Businesses are quickly moving to NoSQL databases to meet performance and scalability requirements that today’s troves of data demand. The shift from relational database management systems (RDBMS) to NoSQL is becoming increasingly prevalent.
“Most applications that we see go to NoSQL are Greenfield, but we’ve also started to see more migrations recently from relational backends and there are really a lot of reasons for this,” Mark Gamble, the product and solutions marketing director at Couchbase, a NoSQL cloud database, said during a recent SD Times webinar.
While existing applications architected on an RDBMS may have worked well before, there are now a lot of changes coming and new expected demands in terms of scalability that the architecture wasn’t built to handle.
“Whether it’s because a cell provider wants to give more users more visibility into their data usage by making an external service remotely available, or perhaps it’s a retailer that suddenly has a lot of online orders, or a financial services firm that has increasing data volumes and is pursuing a more service-oriented and consolidated architecture.
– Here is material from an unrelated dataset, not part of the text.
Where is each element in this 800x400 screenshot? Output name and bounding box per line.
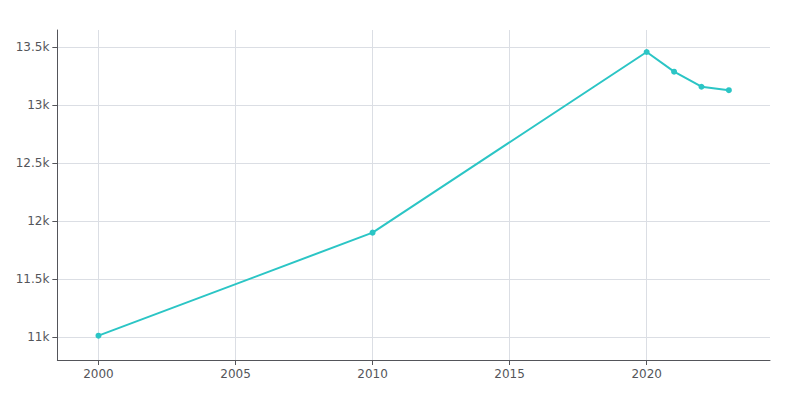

Each of those examples follows this general pattern,” Gamble said. “Lots of change, very rapid, and the need for more reliability and better scalability.”
While organizations that are planning the switch realize the benefits, they are also wary that a technology migration involves risk, especially if it requires changing a data model.
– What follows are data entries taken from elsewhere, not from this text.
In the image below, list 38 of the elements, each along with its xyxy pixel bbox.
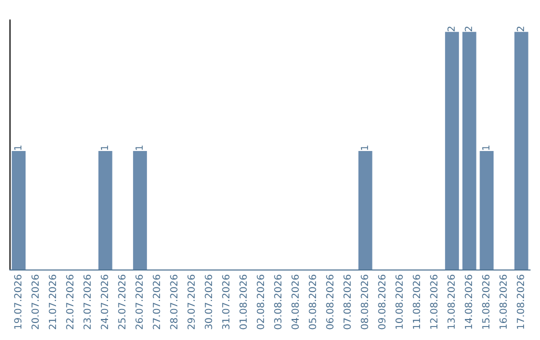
x-tick-label: 22.07.2026 xyxy=(66,274,74,330)
data-label: 1 xyxy=(136,146,143,150)
x-tick-label: 14.08.2026 xyxy=(464,274,472,329)
x-tick-label: 13.08.2026 xyxy=(447,274,455,329)
x-tick-label: 17.08.2026 xyxy=(516,274,524,329)
data-label: 2 xyxy=(447,26,455,32)
x-tick-label: 23.07.2026 xyxy=(83,274,91,330)
x-tick-label: 29.07.2026 xyxy=(187,274,195,330)
x-tick-label: 03.08.2026 xyxy=(274,274,282,330)
x-tick-label: 08.08.2026 xyxy=(360,274,368,330)
x-tick-label: 01.08.2026 xyxy=(239,274,247,330)
x-tick-label: 30.07.2026 xyxy=(204,274,212,330)
x-tick-label: 19.07.2026 xyxy=(14,274,22,329)
data-label: 2 xyxy=(464,26,472,32)
x-tick-label: 02.08.2026 xyxy=(256,274,264,330)
x-tick-label: 06.08.2026 xyxy=(326,274,334,330)
x-tick-label: 28.07.2026 xyxy=(170,274,178,330)
x-tick-label: 31.07.2026 xyxy=(222,274,230,330)
x-tick-label: 21.07.2026 xyxy=(48,274,56,330)
x-tick-label: 24.07.2026 xyxy=(100,274,108,330)
data-label: 1 xyxy=(100,146,108,150)
x-tick-label: 04.08.2026 xyxy=(291,274,299,330)
data-label: 2 xyxy=(516,26,524,32)
x-tick-label: 25.07.2026 xyxy=(118,274,126,330)
x-tick-label: 05.08.2026 xyxy=(308,274,316,330)
x-tick-label: 26.07.2026 xyxy=(135,274,143,330)
data-label: 1 xyxy=(482,146,490,150)
x-tick-label: 11.08.2026 xyxy=(412,274,420,329)
data-label: 1 xyxy=(360,146,368,150)
x-tick-label: 16.08.2026 xyxy=(499,274,507,329)
data-label: 1 xyxy=(14,146,22,150)
x-tick-label: 10.08.2026 xyxy=(395,274,403,329)
x-tick-label: 15.08.2026 xyxy=(482,274,490,329)
x-tick-label: 12.08.2026 xyxy=(430,274,438,329)
x-tick-label: 07.08.2026 xyxy=(343,274,351,330)
x-tick-label: 20.07.2026 xyxy=(31,274,39,330)
x-tick-label: 27.07.2026 xyxy=(152,274,160,330)
x-tick-label: 09.08.2026 xyxy=(378,274,386,330)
There are many ways to go about this with different levels of risk and effort required. “We’re really balancing performance and scale with our effort and risk,” Gamble said.
Rewriting the application entirely or redesigning the schema tend to be extremely difficult to pull off right.
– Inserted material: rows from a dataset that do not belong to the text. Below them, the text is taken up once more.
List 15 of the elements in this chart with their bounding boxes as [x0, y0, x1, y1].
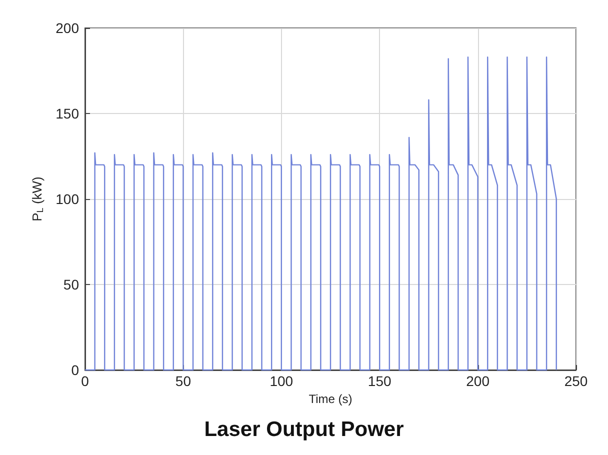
- y-axis-title: PL (kW): [30, 176, 46, 222]
- y-tick-label: 200: [56, 20, 80, 36]
- y-tick-label: 0: [71, 362, 80, 378]
- y-tick-label: 100: [56, 191, 80, 207]
- x-tick-label: 100: [270, 373, 294, 389]
- x-tick-label: 200: [466, 373, 490, 389]
- line-series: [84, 56, 557, 371]
- y-tick-label: 50: [63, 276, 80, 292]
- x-tick-label: 0: [81, 373, 90, 389]
- x-tick-label: 50: [175, 373, 192, 389]
- x-tick-label: 150: [368, 373, 392, 389]
- x-tick-label: 250: [564, 373, 588, 389]
- x-axis-title: Time (s): [308, 392, 352, 406]
- y-tick-label: 150: [56, 106, 80, 122]
- text: Laser Output Power: [204, 418, 404, 441]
That’s why businesses tend to opt towards two less invasive options. One is refactoring first, in which organizations keep everything, but refactor the data logic and RDBMS schema into a best practices NoSQL schema.
Another is the “optimize later” approach in which organizations host their schema with as few changes as possible, get the application running on the new technology, and refactor/optimize the schema as necessary for performance moving forward. This is the option that offers the best balance of quick migration and low risk and effort, according to Gamble.
For this option, organizations need to have a NoSQL database that supports SQL, ACID transactions, and Joins. They also need to understand how the tables and rows relate to documents, according to Gamble. There will also be SQL Dialect transitions similar to when going between two RDBMS’s.
“Once we get everything running, we might not see the performance improvements until we optimize. We need to really expect that upfront,” Gamble said. “When we move to a distributed architecture, there is a different sweet spot for performance.”
When optimizing, it’s important to minimize joins by eliminating disparate tables and incorporating the detail directly to the record. Other considerations include using well-designed application code as a guide and to think in terms of entities.
Also, in trying to optimize, organizations should strive to reduce the amount of explicit transactions and joins required where it will have a definite impact on performance, according to Gamble.
“If you begin optimizing and then see acceptable performance, your optimization might be complete. You may meet requirements with less work than you thought,” Gamble said.